Serena Williams’s former coach has opened up about the fights he used to have with the 23-time Grand Slam champion over her weight.
In an interview with The Guardian published Thursday, Patrick Mouratoglou reflected on Williams’s comments on Today where she explained that her coach said she needed to lose weight to be a better tennis player.
“Oh I remember it very well,” the coach told the publication, who helped Williams win 10 of her Grand Slam titles. “It was after the pregnancy – not right after; I know these things take time. I told her: ‘Listen, this is not a comment on how you look. It’s not my problem.’”
The now-retired tennis player shares two children with her husband, Reddit co-founder Alexis Ohanian. The couple has two daughters: Alexis Olympia Ohanian Jr., 8, and Adira Ohanian, 2. With the birth of both children, Williams had struggled to lose weight.
Her former coach continued: “But tennis is a sport in which you can’t afford to be overweight. First of all, the pressure on your joints and everything is so big that your chances [of injury] become much higher. The second thing is it’s a sport in which you change directions all the time and with a lot of speed. Even one kilo overweight is a lot.

“When you go full speed in one direction with one kilo extra and then need to stop and come back, the time that you lose is really important,” he continued. “Just look at the best players in the world – [Carlos] Alcaraz, [Jannik] Sinner, [Novak] Djokovic. Think about their movement. The weight was affecting her movement.”

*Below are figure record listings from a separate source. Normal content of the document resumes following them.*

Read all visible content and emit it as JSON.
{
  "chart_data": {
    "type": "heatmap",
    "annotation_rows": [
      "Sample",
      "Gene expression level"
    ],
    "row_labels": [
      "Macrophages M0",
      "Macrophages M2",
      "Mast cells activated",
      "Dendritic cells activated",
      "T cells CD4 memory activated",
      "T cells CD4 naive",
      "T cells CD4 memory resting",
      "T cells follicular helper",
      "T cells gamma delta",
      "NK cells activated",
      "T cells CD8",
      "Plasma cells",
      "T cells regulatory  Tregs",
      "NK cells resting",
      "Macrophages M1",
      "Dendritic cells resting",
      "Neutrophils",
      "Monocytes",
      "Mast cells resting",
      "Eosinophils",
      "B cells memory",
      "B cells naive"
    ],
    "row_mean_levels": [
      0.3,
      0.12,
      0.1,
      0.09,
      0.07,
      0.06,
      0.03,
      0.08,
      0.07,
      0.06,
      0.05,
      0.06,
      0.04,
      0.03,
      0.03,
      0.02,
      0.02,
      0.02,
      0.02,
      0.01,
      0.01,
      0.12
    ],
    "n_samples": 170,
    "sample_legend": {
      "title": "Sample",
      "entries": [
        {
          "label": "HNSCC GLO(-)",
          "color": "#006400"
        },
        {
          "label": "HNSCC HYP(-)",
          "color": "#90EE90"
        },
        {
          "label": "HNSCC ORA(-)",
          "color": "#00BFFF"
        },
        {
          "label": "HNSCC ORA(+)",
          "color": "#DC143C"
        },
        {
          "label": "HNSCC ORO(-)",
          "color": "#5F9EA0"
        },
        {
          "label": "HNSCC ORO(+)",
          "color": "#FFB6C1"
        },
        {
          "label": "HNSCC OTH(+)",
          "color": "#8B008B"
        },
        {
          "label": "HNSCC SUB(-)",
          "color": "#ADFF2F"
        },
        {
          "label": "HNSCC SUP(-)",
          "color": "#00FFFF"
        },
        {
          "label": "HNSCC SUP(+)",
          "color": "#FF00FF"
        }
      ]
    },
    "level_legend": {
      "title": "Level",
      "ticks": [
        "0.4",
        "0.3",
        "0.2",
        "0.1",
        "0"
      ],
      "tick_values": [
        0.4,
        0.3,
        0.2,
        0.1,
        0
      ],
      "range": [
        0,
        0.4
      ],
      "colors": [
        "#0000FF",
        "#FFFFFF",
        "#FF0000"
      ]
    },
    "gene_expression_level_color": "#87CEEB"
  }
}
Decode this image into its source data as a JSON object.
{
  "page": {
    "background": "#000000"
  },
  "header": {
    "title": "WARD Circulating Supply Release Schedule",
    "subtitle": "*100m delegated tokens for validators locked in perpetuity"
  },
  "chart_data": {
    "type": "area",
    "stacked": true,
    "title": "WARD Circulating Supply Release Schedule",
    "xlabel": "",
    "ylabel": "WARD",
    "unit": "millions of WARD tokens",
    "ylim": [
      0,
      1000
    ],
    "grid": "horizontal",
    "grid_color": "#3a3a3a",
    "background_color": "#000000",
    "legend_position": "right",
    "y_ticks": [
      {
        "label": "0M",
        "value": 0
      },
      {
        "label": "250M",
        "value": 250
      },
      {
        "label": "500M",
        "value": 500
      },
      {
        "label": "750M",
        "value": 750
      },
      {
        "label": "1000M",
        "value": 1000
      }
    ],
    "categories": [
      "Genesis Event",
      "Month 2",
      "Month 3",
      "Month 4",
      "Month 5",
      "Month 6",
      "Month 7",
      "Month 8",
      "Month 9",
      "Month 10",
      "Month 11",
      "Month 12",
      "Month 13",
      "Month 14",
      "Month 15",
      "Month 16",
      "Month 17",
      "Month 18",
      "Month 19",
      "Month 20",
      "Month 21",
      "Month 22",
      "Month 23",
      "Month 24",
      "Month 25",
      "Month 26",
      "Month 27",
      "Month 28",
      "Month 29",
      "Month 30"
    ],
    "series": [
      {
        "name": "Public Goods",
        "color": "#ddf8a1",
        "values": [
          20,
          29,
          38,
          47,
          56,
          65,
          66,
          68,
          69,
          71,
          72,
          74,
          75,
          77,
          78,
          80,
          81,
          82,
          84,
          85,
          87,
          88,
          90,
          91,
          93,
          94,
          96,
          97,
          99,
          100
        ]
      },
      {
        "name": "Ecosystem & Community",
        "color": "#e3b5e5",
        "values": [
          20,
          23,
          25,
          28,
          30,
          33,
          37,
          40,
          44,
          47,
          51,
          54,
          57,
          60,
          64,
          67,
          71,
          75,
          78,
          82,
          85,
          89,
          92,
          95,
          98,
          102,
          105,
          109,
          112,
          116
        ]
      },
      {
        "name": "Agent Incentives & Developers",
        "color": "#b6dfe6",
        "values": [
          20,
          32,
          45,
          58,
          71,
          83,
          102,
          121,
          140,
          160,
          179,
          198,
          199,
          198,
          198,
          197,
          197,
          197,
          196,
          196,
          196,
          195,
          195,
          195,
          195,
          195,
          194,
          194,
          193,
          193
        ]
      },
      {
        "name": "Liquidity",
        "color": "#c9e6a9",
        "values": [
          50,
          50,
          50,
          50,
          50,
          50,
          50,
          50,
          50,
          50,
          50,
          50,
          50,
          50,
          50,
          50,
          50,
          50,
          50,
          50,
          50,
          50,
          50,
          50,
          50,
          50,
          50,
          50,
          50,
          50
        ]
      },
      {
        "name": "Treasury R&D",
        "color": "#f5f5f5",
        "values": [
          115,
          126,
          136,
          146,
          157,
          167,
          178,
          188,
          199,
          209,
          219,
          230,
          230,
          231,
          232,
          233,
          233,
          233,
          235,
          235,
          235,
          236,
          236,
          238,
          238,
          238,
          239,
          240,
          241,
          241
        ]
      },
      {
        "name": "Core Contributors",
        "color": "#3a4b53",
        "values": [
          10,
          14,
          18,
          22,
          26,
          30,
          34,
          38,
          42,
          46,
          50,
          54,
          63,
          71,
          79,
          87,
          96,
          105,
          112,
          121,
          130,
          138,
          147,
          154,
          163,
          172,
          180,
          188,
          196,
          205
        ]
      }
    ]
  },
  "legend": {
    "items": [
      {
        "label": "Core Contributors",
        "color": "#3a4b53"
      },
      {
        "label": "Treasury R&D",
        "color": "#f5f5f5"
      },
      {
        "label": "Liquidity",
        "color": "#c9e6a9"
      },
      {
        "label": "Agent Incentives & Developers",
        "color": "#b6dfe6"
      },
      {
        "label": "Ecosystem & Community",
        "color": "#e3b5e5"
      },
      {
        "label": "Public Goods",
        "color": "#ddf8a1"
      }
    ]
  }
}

Mouratoglou said that because of her age, it would be more difficult for Williams’s body to adjust to the way it was before her pregnancy.
“We had a few fights about it. I remember she did not like when I said that because she thought I was judging her,” he said. “But I kept telling her, I don’t care about your look. It’s not my job. My job is your tennis.”
Last month, Williams revealed she used a GLP-1 — medications like Ozempic and Wegovy that impact satiety — to help her achieve her weight loss goals and has since lost 31 pounds.
“I feel great,” she told the People at the time. “I feel really good and healthy. I feel light physically and light mentally.”
She also acknowledged the controversy surrounding the use of GLP-1s, but remained adamant that the medication added to her healthy eating and workout routines.
“I just can do more. I’m more active,” Williams said of shedding the weight. “My joints don’t hurt as much. I just feel like something as simple as just getting down is a lot easier for me. And I do it a lot faster.”
Mouratoglou was asked by The Guardian if he wished Williams had started taking a GLP-1 medication years ago. He responded, “I’m not the type of guy who’s looking back and having regrets. But, yeah, if she would have been in this position physically, the results would have been better.”